An inquisitive scholar explores his family’s hidden past.
“Unspeakable things, unspoken.” That much described the silence that shrouded Benjamin’s mother, and, as he chronicles in this searching memoir, for good reason: Traumatized as a child, she became an advocate for children who had suffered violence while enabling Benjamin’s father’s violence at home. “Don’t tell the neighbors,” she would say after his father administered floggings that, Benjamin writes wryly, “were a rational, bourgeois affair” intended to punish Benjamin’s seemingly unshakable habit of getting into trouble over small transgressions. Outside the home and the neighbors’ gaze, the family was the soul of propriety, his mother a natural-born aristocrat, the daughter of a short-reigned president of Haiti. Therein lie some of the secrets that Benjamin, author of Searching for Whitopia (2009), means to tease out in order to relate the “disremembered years” of his mother’s life in Haiti, “lost stanzas in an epic poem.” Interwoven into the family tale is a memoir of Benjamin’s own life as a gay man whose mother, having finally learned of his sexuality, sent him a clipping from the New York Times headlined “HIV Rates Spiking Among Young Gay Men of Color.” Benjamin’s often arch sense of humor shines through these pages, even as he relates the “toxic antics” of his youth, antics that, way back in the pre-smartphone days of yore, happily went unrecorded: “We were fabulous when we were fabulous, and when we dressed up, we did it for ourselves, for one another.

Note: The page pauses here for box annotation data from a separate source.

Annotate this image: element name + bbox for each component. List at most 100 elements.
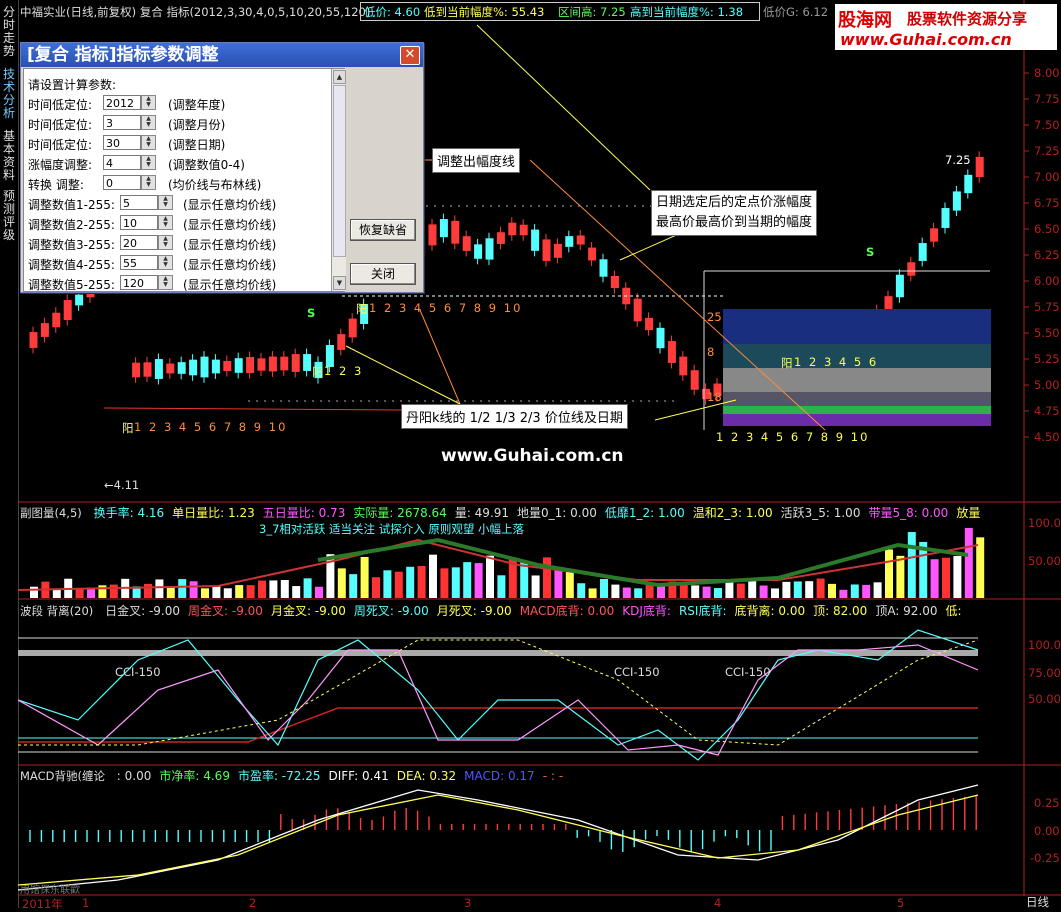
candle-body — [930, 228, 939, 242]
param-spinner-icon[interactable]: ▲ ▼ — [158, 235, 173, 250]
param-input[interactable]: 3 — [103, 115, 141, 130]
param-input[interactable]: 20 — [120, 235, 158, 250]
volume-bar — [303, 578, 312, 598]
vol-field: 温和2_3: 1.00 — [692, 506, 773, 520]
volume-bar — [600, 579, 608, 598]
volume-bar — [805, 581, 814, 598]
yang-seq-4: 1 2 3 4 5 6 — [794, 355, 879, 369]
candle-body — [428, 224, 437, 246]
macd-sub-label: 用馆保东联歡 — [20, 885, 80, 896]
scroll-down-icon[interactable]: ▼ — [333, 276, 346, 290]
scroll-thumb[interactable] — [333, 85, 346, 257]
param-label: 调整数值4-255: — [28, 258, 115, 272]
wave-field: 周死叉: -9.00 — [353, 604, 429, 618]
vol-field: 实际量: 2678.64 — [353, 506, 447, 520]
param-input[interactable]: 55 — [120, 255, 158, 270]
price-tick-label: 4.50 — [1034, 430, 1060, 444]
tab-fundamentals[interactable]: 基本资料 — [1, 130, 17, 182]
candle-body — [588, 247, 597, 261]
macd-axis-neg: -0.25 — [1030, 851, 1060, 865]
restore-default-button[interactable]: 恢复缺省 — [350, 219, 416, 241]
price-tick-label: 7.50 — [1034, 118, 1060, 132]
callout-adjust-line: 调整出幅度线 — [432, 148, 521, 173]
tab-rating[interactable]: 预测评级 — [1, 190, 17, 242]
param-spinner-icon[interactable]: ▲ ▼ — [141, 115, 156, 130]
param-spinner-icon[interactable]: ▲ ▼ — [141, 135, 156, 150]
volume-bar — [394, 571, 403, 598]
wave-field: MACD底背: 0.00 — [519, 604, 615, 618]
candle-body — [508, 222, 517, 236]
param-input[interactable]: 0 — [103, 175, 141, 190]
param-input[interactable]: 30 — [103, 135, 141, 150]
dialog-scrollbar[interactable]: ▲ ▼ — [331, 69, 346, 291]
macd-field: DIFF: 0.41 — [328, 769, 389, 783]
candle-body — [257, 358, 266, 371]
macd-axis-zero: 0.00 — [1034, 824, 1060, 838]
volume-bar — [292, 586, 301, 598]
scroll-up-icon[interactable]: ▲ — [333, 70, 346, 84]
volume-bar — [577, 583, 586, 598]
close-button[interactable]: 关闭 — [350, 263, 416, 285]
cci-label-2: CCI-150 — [614, 665, 660, 679]
price-band — [723, 368, 991, 392]
param-input[interactable]: 5 — [120, 195, 158, 210]
candle-body — [439, 219, 448, 238]
param-input[interactable]: 10 — [120, 215, 158, 230]
param-label: 调整数值1-255: — [28, 198, 115, 212]
macd-field: MACD: 0.17 — [464, 769, 535, 783]
candle-body — [211, 359, 220, 374]
wave-field: 月死叉: -9.00 — [436, 604, 512, 618]
param-note: (调整日期) — [168, 138, 226, 152]
param-label: 调整数值3-255: — [28, 238, 115, 252]
volume-bar — [816, 578, 825, 598]
macd-panel-title: MACD背驰(缠论 — [20, 769, 105, 783]
tab-intraday[interactable]: 分时走势 — [1, 6, 17, 58]
param-spinner-icon[interactable]: ▲ ▼ — [141, 95, 156, 110]
high-price-mark: 7.25 — [945, 153, 971, 167]
param-dialog[interactable]: [复合 指标]指标参数调整 ✕ 请设置计算参数: 时间低定位: 2012 ▲ ▼ (调整… — [20, 42, 424, 293]
logo-brand: 股海网 — [838, 10, 892, 31]
candle-body — [542, 239, 551, 262]
vol-field: 换手率: 4.16 — [93, 506, 165, 520]
tab-technical[interactable]: 技术分析 — [1, 68, 17, 120]
volume-bar — [691, 585, 700, 598]
wave-axis-75: 75.00 — [1028, 666, 1061, 680]
volume-bar — [212, 586, 221, 598]
yang-label-3: 阳 — [312, 365, 324, 379]
param-spinner-icon[interactable]: ▲ ▼ — [141, 155, 156, 170]
candle-body — [75, 294, 84, 306]
param-label: 转换 调整: — [28, 178, 84, 192]
volume-bar — [201, 588, 209, 598]
param-label: 时间低定位: — [28, 98, 93, 112]
price-band — [723, 392, 991, 406]
candle-body — [610, 275, 619, 289]
volume-bar — [451, 567, 460, 598]
param-spinner-icon[interactable]: ▲ ▼ — [158, 275, 173, 290]
dialog-close-icon[interactable]: ✕ — [400, 46, 420, 65]
param-label: 时间低定位: — [28, 118, 93, 132]
volume-bar — [736, 583, 745, 598]
candle-body — [565, 236, 574, 247]
param-label: 调整数值2-255: — [28, 218, 115, 232]
macd-field: : 0.00 — [116, 769, 152, 783]
callout-date-fix: 日期选定后的定点价涨幅度 最高价最高价到当期的幅度 — [651, 190, 818, 236]
logo-url: www.Guhai.com.cn — [840, 30, 1012, 49]
param-input[interactable]: 4 — [103, 155, 141, 170]
dialog-title[interactable]: [复合 指标]指标参数调整 — [21, 43, 423, 67]
candle-body — [679, 356, 688, 376]
param-note: (显示任意均价线) — [183, 198, 277, 212]
candle-body — [952, 191, 961, 211]
param-spinner-icon[interactable]: ▲ ▼ — [158, 215, 173, 230]
volume-bar — [258, 580, 266, 598]
param-spinner-icon[interactable]: ▲ ▼ — [158, 195, 173, 210]
dialog-param-list[interactable]: 请设置计算参数: 时间低定位: 2012 ▲ ▼ (调整年度) 时间低定位: 3 ▲ ▼ (调整月… — [23, 68, 346, 292]
param-spinner-icon[interactable]: ▲ ▼ — [158, 255, 173, 270]
param-input[interactable]: 120 — [120, 275, 158, 290]
param-input[interactable]: 2012 — [103, 95, 141, 110]
callout-danyang: 丹阳k线的 1/2 1/3 2/3 价位线及日期 — [401, 404, 628, 429]
wave-axis-100: 100.0 — [1028, 638, 1061, 652]
param-note: (调整年度) — [168, 98, 226, 112]
volume-bar — [417, 565, 426, 598]
candle-body — [280, 356, 289, 371]
param-spinner-icon[interactable]: ▲ ▼ — [141, 175, 156, 190]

Everything was communal, exclusive, not broadcast and needy for likes.” Although many secrets remain, Benjamin did learn a few things from his mother that have clearly stood him well in difficult circumstances, as when she revealed her recipe for survival: “When you’ve been to hell and back…nothing can ever destroy you.”
An evocative, wise memoir of a multilayered search for roots.